Iza’s understanding of her oppression as a woman and a worker develops gradually over the years. The novel keenly reflects the conflict and the lack of a revolutionary solution, at the time, to her dilemma. The Caseroom uses a historical dispute to examine the themes of class and gender.

The employers were using technological developments in typesetting to put men and women in competition for the same jobs. In 1910, the Edinburgh Typographical Society sent a memorandum to the employers demanding that they get rid of female labour. These skilled men won support from the Warehousemen and Cutters Union and from trade unions for less skilled workers. Women were paid much less than men for the same work. The Typographical Society wanted to stop the recruitment of women into the trade and instituted an overtime ban.

Feminism and the suffrage movement had a long history in Edinburgh.

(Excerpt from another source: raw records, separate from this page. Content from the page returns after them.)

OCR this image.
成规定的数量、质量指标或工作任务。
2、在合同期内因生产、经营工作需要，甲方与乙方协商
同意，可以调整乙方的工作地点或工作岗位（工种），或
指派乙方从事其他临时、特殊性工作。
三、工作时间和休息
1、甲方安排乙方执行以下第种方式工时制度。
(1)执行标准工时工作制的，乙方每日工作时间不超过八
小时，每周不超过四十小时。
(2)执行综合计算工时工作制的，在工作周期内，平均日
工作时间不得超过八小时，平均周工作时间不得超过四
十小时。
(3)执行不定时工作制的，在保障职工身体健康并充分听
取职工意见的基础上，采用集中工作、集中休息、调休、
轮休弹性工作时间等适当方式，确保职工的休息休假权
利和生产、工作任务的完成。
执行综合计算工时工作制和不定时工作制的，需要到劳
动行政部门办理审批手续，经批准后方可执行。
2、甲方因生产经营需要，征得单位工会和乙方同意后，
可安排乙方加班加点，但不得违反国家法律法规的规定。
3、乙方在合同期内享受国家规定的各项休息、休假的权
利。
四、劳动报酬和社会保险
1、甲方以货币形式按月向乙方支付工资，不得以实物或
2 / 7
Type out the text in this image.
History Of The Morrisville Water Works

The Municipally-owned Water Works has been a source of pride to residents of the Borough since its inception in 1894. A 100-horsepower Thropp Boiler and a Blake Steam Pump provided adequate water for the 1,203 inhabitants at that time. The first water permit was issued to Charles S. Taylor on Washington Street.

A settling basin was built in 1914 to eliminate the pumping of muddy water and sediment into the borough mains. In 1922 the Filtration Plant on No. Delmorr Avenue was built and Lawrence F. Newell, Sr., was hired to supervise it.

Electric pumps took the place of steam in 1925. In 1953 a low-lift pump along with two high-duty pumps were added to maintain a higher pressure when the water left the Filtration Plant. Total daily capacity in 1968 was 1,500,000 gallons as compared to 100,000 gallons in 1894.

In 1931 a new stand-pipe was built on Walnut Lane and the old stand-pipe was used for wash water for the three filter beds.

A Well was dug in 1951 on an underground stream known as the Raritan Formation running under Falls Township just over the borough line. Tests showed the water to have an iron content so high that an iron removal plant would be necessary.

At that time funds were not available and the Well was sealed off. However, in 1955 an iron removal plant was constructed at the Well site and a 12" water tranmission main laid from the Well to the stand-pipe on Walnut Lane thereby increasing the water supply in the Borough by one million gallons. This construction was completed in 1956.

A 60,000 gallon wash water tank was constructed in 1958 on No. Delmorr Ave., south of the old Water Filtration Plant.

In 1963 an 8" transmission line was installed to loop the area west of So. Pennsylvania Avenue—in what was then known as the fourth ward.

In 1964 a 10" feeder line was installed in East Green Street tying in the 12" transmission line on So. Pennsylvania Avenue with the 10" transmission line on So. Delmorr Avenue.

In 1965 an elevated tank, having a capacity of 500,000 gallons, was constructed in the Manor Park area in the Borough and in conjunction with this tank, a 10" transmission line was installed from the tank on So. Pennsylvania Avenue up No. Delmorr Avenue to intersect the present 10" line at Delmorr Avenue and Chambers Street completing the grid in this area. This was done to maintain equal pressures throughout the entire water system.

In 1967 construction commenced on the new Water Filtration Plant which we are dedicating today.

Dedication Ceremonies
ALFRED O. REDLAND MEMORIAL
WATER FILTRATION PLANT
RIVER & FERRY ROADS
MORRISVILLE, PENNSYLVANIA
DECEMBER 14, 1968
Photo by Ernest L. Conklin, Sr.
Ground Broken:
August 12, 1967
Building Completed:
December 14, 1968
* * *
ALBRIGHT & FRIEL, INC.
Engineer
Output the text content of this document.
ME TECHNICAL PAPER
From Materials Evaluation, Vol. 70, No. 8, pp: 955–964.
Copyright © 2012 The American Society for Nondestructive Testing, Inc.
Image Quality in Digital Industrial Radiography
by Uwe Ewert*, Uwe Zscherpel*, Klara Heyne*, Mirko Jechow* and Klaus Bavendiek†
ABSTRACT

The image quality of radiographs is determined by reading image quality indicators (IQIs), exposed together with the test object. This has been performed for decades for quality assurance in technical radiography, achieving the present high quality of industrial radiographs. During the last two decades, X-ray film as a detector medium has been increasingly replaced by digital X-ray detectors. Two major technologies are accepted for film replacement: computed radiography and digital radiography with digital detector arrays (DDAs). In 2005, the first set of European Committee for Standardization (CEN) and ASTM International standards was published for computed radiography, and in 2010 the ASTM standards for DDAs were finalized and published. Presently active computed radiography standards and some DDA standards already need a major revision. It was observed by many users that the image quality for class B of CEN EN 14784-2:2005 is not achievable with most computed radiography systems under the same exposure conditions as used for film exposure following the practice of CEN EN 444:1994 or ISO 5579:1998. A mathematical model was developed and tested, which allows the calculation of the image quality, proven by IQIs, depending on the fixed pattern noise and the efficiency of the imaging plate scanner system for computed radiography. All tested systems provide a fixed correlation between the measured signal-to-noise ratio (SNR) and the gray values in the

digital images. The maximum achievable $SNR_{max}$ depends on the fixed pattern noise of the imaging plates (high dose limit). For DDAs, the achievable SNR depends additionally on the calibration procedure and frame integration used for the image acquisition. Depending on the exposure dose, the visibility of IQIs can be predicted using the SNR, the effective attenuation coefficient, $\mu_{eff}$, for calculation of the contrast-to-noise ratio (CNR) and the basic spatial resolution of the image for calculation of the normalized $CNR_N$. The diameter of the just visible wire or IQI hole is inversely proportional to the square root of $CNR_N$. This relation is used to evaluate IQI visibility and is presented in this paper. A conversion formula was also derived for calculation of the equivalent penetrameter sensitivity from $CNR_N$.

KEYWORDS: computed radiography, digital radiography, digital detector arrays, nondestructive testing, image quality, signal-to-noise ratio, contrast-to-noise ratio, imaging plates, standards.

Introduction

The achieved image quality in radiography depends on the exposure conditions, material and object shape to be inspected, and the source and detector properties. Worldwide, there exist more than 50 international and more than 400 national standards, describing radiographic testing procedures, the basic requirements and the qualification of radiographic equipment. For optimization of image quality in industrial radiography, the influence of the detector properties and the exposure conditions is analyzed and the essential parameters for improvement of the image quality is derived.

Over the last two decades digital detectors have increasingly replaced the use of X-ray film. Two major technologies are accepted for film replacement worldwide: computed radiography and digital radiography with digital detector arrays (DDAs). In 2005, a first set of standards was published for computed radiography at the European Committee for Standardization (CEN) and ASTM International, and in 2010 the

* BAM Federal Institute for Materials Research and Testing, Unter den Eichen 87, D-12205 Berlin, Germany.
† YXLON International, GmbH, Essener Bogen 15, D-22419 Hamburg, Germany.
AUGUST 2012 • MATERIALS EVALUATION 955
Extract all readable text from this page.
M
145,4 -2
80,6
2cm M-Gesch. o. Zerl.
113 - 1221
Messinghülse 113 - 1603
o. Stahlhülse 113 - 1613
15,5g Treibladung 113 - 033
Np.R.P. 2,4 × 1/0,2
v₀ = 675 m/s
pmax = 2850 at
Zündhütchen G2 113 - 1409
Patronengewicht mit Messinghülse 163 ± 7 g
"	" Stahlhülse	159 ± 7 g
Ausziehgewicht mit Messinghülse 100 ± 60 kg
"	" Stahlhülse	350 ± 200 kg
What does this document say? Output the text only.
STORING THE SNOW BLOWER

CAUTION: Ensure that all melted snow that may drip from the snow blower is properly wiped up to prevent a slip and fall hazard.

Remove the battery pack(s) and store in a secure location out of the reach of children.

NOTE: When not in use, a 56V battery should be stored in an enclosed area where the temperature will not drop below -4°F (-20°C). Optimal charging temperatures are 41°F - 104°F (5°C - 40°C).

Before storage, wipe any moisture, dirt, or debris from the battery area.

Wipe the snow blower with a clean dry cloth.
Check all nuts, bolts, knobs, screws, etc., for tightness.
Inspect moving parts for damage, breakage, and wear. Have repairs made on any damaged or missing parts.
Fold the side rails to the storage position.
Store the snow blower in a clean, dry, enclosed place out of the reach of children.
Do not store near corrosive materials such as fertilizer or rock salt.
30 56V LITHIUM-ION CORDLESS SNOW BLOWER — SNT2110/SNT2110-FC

The Edinburgh Ladies Emancipation Society was set up in the 1830s, led by the Quakers Jane and Eliza Wigham. This led to the Edinburgh National Society for Women’s Suffrage. The first Scottish women’s suffrage procession was held in Edinburgh in 1907 and, in October 1909, the Great Procession and Women’s Demonstration took place in the city. These were organised by the Women’s Social and Political Union (suffragettes led Britain-wide by Emmeline Pankhurst). The more working-class National Union of Women’s Suffrage Societies did not participate even though it had a local branch.

The two causes of trade unionism and feminism collided. The feminists opposed the Typographical Society’s action as an attack on women’s rights. A ‘We Women’ declaration was signed by 300 women objecting to attempts to bar them from the trade. However, the employers conceded to the men’s demand for no new female learners for up to six years. This temporary stop became a long-term ban on female typesetting apprentices in Scotland which was still in effect as late as 1953.

There is much a revolutionary socialist can take from this novel and its historical scenario – and to ponder: what would we have done in such a conflict? While trade union disputes over gender are rare these days, there have been cases where employers have used race or migrant workers in a similar way to attempt to divide workers and undercut trade union negotiated pay rates and conditions.

In Leicester in the 1970s, Ugandan Asians struck for equality at work in a bitter dispute where the white union convenor was complicit with the employers. Supporters of the Militant (the forerunner of the Socialist Party) were active on the side of the strikers. In the Lindsey oil refinery dispute in 2009, the employers tried to use migrant labour to divide the workforce. Socialist Party members again played an important role and argued for trade union negotiated rates for all workers.

In Kate Hunter’s fictional work reflecting historical reality, Iza is not given the option of fighting for equal pay in the Edinburgh of 1910. Such a struggle could have united the workforce in a common cause and prevented the employers from using the women as cheap labour.

The Caseroom also raises other issues. For example, the use by Iza, a relatively well-paid female worker, of a wet nurse so that she could continue to work in her chosen trade. That was in the days before maternity leave and the lack of alternative childcare or feeding options. Iza has other difficult choices to make between love and marriage, friends and trade union. The Caseroom is well worth a read. I look forward to the sequel.